Sticks & String as Security Blankets

I guess it's been awhile since I've blogged. Well, I've been knitting and dyeing of course, but a lot of my time has been spent working on the many Knitting Purls projects. Check out the Knitting Purls blog to see what we have going on. And keep your eyes open for a new ezine, Hooks & String, for all the crocheters out there.

And I've also been doing a lot of thinking about the election and the state of finances. I'm certainly not alone. When it comes to the financial world, we all got a good picture of the influence the US financial market has on the international scene. Many people are scared, and I'm one of them. But, there are, of course, people worse off than I.

On the news the other night, there was a story about how people are handling the stress caused by the roller-coaster financial ride. Sadly, many are turning to unhealthy means to do so, ways that have ramifications for their families and friends.

I started thinking about security blankets. Not literally, though most people probably had one at some time in their life, but figuratively. I remember a stuffed dog I had as a child. It was a very vivid pink, or it had been when new. As a child, I suffered from frequent nightmares. I could always count on this dog (who had a name, but sadly, I have no recollection of what it was) to be there for me when I woke. When I was lonely or feeling overwhelmed, it was first that stuffed dog and then others to whom I turned.

This summer I came to realize that I now see my knitting needles as a security blanket. I didn't know how much they had replaced that long-ago forgotten stuffed animal until this summer. Twice during the summer, homes on my block were destroyed by fire. As my neighbors and I stood across the street watching the firefighters battle the blaze, and praying they'd be able to keep the flames from jumping to the trees leading to our home, I kept thinking how much I wanted my needles. At least if I could knit, I'd be able to do something; I wouldn't feel quite so helpless.

Just a few weeks later, fire again struck our block.

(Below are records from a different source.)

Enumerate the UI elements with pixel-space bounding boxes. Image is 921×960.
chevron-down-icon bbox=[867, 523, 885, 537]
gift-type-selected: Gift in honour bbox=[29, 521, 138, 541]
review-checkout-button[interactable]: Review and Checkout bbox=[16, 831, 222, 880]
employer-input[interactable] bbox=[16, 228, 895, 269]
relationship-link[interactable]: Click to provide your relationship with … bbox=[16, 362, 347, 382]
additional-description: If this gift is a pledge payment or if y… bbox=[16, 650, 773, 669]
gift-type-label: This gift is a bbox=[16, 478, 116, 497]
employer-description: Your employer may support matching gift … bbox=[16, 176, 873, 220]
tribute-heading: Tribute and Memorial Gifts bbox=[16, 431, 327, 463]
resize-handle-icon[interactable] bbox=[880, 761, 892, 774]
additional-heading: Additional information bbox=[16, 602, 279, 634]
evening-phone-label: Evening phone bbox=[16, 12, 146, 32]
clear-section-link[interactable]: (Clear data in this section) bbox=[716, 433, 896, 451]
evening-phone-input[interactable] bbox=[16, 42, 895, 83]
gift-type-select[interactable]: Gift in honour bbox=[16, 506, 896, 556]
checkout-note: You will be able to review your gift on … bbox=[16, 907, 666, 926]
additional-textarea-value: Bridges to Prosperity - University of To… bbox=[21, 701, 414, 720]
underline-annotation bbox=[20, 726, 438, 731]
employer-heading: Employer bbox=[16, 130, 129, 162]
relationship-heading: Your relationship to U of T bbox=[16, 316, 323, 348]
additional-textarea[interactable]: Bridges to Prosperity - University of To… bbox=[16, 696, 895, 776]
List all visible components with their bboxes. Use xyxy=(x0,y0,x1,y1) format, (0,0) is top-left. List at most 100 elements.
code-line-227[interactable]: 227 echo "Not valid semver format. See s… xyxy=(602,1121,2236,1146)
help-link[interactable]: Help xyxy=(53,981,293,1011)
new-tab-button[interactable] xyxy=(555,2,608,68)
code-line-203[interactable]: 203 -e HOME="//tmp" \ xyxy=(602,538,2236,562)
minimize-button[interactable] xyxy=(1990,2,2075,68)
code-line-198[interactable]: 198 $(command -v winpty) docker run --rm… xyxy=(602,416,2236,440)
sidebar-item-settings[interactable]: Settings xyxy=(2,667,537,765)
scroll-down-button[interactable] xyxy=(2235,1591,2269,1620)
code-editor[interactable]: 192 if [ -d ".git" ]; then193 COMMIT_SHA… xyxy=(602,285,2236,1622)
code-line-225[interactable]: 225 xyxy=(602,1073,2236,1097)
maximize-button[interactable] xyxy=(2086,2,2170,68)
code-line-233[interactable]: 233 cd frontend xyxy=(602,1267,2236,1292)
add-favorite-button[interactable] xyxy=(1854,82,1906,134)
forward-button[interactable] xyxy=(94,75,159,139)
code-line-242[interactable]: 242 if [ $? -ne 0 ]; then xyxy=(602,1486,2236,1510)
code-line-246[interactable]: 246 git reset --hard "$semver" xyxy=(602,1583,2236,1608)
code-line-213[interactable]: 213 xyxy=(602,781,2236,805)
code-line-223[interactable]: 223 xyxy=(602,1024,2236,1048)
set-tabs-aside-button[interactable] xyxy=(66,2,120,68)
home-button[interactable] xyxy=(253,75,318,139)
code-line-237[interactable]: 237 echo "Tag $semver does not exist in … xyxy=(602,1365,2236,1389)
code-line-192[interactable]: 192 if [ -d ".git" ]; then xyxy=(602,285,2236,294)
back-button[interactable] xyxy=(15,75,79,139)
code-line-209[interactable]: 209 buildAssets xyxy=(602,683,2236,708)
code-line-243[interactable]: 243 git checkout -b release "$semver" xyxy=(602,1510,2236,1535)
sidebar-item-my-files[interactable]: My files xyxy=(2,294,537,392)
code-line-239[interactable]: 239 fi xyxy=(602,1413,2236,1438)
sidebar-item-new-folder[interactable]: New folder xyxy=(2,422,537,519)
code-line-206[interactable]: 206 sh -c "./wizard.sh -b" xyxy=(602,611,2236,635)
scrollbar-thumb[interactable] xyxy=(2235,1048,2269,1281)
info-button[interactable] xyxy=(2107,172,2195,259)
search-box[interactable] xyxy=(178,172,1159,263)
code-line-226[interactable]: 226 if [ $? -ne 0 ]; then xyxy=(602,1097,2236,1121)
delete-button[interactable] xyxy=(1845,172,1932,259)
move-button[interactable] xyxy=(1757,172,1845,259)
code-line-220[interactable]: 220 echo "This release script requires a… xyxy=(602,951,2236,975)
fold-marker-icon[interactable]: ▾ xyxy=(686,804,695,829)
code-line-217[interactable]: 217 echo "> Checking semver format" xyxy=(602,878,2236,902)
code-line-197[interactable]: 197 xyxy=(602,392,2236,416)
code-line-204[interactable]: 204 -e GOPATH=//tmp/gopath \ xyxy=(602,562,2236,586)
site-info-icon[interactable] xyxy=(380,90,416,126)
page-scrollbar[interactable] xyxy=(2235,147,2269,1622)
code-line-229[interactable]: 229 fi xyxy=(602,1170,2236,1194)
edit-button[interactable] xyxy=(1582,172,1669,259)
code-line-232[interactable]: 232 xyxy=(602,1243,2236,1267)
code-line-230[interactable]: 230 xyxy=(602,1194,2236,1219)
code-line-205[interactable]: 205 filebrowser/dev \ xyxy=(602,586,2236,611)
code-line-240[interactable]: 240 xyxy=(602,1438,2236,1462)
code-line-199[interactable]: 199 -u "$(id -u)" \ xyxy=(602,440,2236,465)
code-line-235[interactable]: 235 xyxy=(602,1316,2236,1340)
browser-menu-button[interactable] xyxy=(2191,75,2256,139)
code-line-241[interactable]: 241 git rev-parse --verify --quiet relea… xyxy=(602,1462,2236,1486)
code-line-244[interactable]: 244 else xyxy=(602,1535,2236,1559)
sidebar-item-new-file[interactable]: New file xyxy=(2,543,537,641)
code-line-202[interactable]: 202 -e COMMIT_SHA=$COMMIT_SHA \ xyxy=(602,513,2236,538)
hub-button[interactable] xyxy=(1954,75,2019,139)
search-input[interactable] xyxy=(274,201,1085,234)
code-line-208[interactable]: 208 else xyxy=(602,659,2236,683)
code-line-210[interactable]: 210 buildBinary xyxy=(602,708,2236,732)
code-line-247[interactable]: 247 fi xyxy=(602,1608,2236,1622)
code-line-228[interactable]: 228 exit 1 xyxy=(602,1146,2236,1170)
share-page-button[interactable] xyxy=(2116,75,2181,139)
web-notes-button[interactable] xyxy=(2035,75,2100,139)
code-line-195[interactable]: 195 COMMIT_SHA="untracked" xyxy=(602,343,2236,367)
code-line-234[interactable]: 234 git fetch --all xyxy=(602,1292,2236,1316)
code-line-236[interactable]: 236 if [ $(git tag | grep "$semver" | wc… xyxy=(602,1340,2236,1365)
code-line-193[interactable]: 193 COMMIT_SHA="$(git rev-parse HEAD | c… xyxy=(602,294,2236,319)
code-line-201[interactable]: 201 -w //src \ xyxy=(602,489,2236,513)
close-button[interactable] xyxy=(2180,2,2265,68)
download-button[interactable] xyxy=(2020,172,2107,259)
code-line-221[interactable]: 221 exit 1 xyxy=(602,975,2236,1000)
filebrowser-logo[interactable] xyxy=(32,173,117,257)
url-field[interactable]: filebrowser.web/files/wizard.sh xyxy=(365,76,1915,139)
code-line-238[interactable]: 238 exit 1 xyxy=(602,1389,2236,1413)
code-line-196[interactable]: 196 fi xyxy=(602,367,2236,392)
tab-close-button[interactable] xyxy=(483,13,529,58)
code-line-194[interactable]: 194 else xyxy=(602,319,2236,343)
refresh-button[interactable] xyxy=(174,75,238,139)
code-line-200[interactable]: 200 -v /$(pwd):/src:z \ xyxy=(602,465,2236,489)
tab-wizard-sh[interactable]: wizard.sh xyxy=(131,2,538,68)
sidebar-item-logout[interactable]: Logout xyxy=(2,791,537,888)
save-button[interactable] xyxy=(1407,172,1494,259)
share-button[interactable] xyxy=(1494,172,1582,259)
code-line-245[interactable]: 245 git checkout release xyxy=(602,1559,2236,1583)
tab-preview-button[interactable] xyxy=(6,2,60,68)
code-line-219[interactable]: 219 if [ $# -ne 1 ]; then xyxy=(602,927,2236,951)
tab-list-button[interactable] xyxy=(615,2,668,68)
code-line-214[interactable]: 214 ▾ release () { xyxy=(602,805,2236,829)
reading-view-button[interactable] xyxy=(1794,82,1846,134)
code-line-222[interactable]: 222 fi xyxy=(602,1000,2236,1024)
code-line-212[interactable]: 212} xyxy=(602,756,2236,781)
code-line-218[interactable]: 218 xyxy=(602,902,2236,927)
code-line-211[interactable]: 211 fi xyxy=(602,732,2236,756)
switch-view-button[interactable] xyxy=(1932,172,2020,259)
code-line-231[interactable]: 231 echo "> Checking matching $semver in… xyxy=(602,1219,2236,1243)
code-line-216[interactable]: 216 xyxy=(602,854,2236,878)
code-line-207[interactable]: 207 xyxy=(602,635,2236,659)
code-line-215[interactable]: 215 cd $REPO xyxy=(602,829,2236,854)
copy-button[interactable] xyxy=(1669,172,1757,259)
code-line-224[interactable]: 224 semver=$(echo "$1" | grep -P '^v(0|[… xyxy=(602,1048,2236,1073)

While watching the firefighters try in vain to save the house and the one next to it, my thoughts again turned to knitting. Was there something I could knit for these people? Maybe I could organize a collection of handknit items to donate to the families who were now homeless. I felt as though I absolutely had to knit, and it really didn't matter what it was.

Is the fact that I want to drop everything and knit when I'm stressed weird? Perhaps to someone who doesn't knit, but I'm sure there are many knitters who feel the same way. I'm not sure why we do, but I think it has to do with normalcy. When we're faced with things over which we have no control, we seek things we can. (That is one theory behind the development of eating disorders as well.) As we face economic uncertainty due to business failures and other economic downturns, we may feel as though we're helpless. The same is true when facing illness and many other stressors. We've lost control, and it makes us feel helpless, sometimes even useless. So, we go in search of something to bring equilibrium back to our lives. For me--and for many others--that something is knitting. It calms and soothes. It brings stability in an unstable world.